Should a real-life emergency develop in the region, RAdm Auchterlonie says participants are well versed and well equipped to respond.
The exercise concludes August 2, 2018.
Key Canadian appointments at RIMPAC
Other key Canadian appointments in the RIMPAC leadership team are: Captain (Navy) Matthew Coates, Deputy Commander Combined Maritime Component Command; Colonel Michael Atkins, Deputy Commander Combined Air Component Command; Colonel Dennis O’Reilly, Combined Air Operations Centre Director; and Captain (Navy) Matthew Bowen, Third Fleet Deputy Exercise Director.
The three phases of RIMPAC
The Harbour Phase is designed to build professional and personal relationships between military members from other nations. They meet face-to-face for briefings, training and detailed planning. The aim is to allow participants to get to know their exercise colleagues; finalize details of plans; and lay the foundation for professional and successful operations.
The Force Integration Phase involves a structured and detailed training program. It develops the skills of the units that take part. It is aimed at enabling participants to operate at the task force level. It exercises each nation’s ability to operate in a robust command and control setting with other nations. This phase also includes a variety of live training at sea, underwater, on the ground, and in the air.
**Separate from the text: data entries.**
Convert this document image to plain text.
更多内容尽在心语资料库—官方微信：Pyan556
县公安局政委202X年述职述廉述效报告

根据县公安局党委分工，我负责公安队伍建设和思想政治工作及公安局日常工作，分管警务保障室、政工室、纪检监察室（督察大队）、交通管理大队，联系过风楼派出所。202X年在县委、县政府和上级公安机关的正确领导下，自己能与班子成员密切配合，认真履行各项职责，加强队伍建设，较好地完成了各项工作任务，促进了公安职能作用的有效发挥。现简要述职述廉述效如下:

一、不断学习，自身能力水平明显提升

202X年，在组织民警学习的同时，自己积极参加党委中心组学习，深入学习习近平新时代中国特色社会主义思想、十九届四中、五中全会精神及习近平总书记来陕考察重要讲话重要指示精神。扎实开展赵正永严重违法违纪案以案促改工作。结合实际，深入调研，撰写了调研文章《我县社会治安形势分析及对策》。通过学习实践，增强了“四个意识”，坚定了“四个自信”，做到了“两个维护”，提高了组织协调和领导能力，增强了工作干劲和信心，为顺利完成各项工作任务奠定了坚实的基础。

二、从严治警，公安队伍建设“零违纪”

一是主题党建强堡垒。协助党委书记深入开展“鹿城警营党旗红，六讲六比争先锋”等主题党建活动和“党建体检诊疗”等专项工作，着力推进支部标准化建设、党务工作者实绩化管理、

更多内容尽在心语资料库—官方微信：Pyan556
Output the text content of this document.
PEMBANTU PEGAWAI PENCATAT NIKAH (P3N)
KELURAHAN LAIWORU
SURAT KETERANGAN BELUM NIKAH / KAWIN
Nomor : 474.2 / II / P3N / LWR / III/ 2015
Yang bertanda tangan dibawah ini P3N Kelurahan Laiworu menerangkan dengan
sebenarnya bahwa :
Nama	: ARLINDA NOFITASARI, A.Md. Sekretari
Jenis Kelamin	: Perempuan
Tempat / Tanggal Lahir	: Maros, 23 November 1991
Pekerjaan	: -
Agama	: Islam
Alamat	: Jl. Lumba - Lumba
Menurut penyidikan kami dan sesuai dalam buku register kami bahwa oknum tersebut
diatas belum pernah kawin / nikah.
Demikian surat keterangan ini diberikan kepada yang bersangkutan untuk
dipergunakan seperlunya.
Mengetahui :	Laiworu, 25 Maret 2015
The Free Play Phase tests military unit skills during a scenario. Component commanders and subordinate units respond to scenarios that become more and more intense. These include realistic situations that nations could face in the Pacific Rim. As a result, military units and members that take part experience challenging, full-spectrum operations. These cover surface, submarine, air and land threats.